Ce que révèlent beaucoup d’œuvres contemporaines, c’est que, pour saisir la valeur de l’art, mieux vaut ne pas l’aborder de manière pragmatique. À savoir, il est réducteur d’interpréter une œuvre d’art uniquement comme un cours d’histoire ou un exemple de canon de beauté, parce que la création artistique est une interprétation d’un fait, d’une perception, d’un rêve, d’une idée. Elle ne peut donc être réduite à un seul élément, car en tant qu’interprétation, elle se prête à être interprétée elle-même. Ainsi donc, ce qui régit l’art est le principe de liberté. C’est dans l’idée que l’artiste est libre de créer comme il·elle l’entend, sans la poursuite d’une utilité prédéfinie, que réside la valeur de l’art. L’art revendique le droit de ne pas être utile, et le crie haut et fort dans les musées, les biennales, la rue. La contemplation d’une œuvre d’art acquiert de la valeur lorsque nous la laissons nous imprégner d’un sens qui, à la fois, nous habite et nous transcende.

« C’est dans l’idée que l’artiste est libre de créer comme il·elle l’entend, sans la poursuite d’une utilité prédéfinie, que réside la valeur de l’art »
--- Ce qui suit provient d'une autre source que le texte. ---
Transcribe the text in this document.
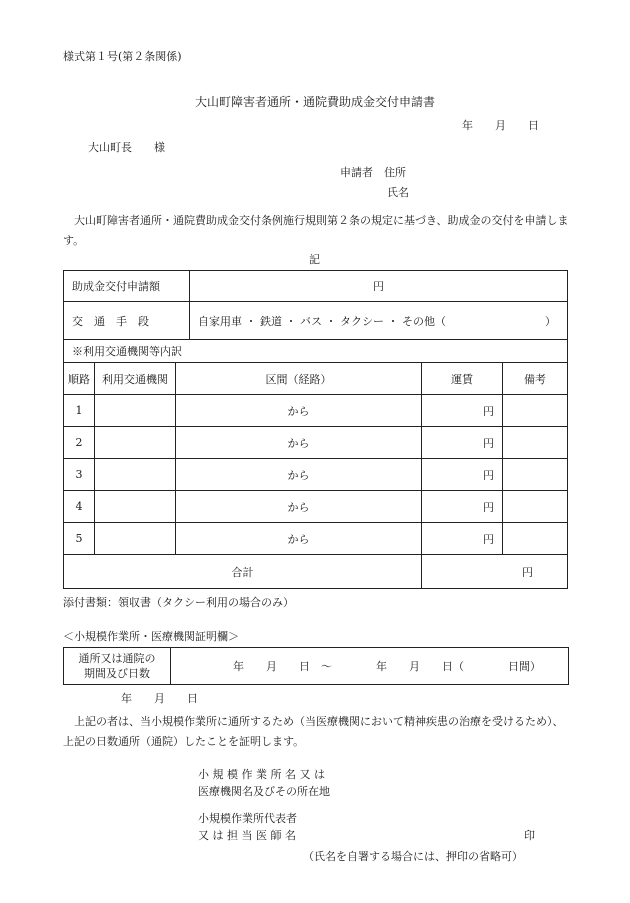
様式第１号(第２条関係)
大山町障害者通所・通院費助成金交付申請書
年　　月　　日
大山町長　　様
申請者　住所
氏名
　大山町障害者通所・通院費助成金交付条例施行規則第２条の規定に基づき、助成金の交付を申請します。
記
助成金交付申請額	円
交　通　手　段	自家用車 ・ 鉄道 ・ バス ・ タクシー ・ その他（　　　　　　　　　）
※利用交通機関等内訳				
順路	利用交通機関	区間（経路）	運賃	備考
1		から	円	
2		から	円	
3		から	円	
4		から	円	
5		から	円	
合計			円	
添付書類：領収書（タクシー利用の場合のみ）
＜小規模作業所・医療機関証明欄＞
通所又は通院の
期間及び日数
	年　　月　　日　～　　　　年　　月　　日（　　　　日間）
年　　月　　日
　上記の者は、当小規模作業所に通所するため（当医療機関において精神疾患の治療を受けるため）、上記の日数通所（通院）したことを証明します。
小 規 模 作 業 所 名 又 は
医療機関名及びその所在地
小規模作業所代表者
又 は 担 当 医 師 名	印
（氏名を自署する場合には、押印の省略可）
La philosophie du mouvement Fluxus incarne cette pensée. Toute leur création est articulée autour de l’idée que « l’art, c’est la vie ». Le statut de l’artiste est remis en cause, l’art peut se trouver partout, peut émerger de n’importe quel objet, n’importe quelle situation. Difficile donc, de définir une valeur particulière à l’œuvre d’art. Mais cela ne signifie pas que tout est art. Tout a le potentiel de devenir art, mais tout n’est pas naturellement art. C’est l’empreinte de l’artiste qui apporte de la valeur à un objet. C’est la rencontre du regard de l’artiste avec celui du·e le·a spectateur·rice qui a de la valeur — une valeur intangible et insaisissable. Finalement, c’est dans la gratuité de l’art (entendu en tant qu’objet de contemplation, et non de possession), que se trouve sa plus grande valeur, sa plus grande richesse. Particulièrement dans une société où tout objet, toute action doit être empreint d’utilité pour avoir la légitimité d’exister, l’art acquiert sa valeur du fait que son utilité ne peut être définie.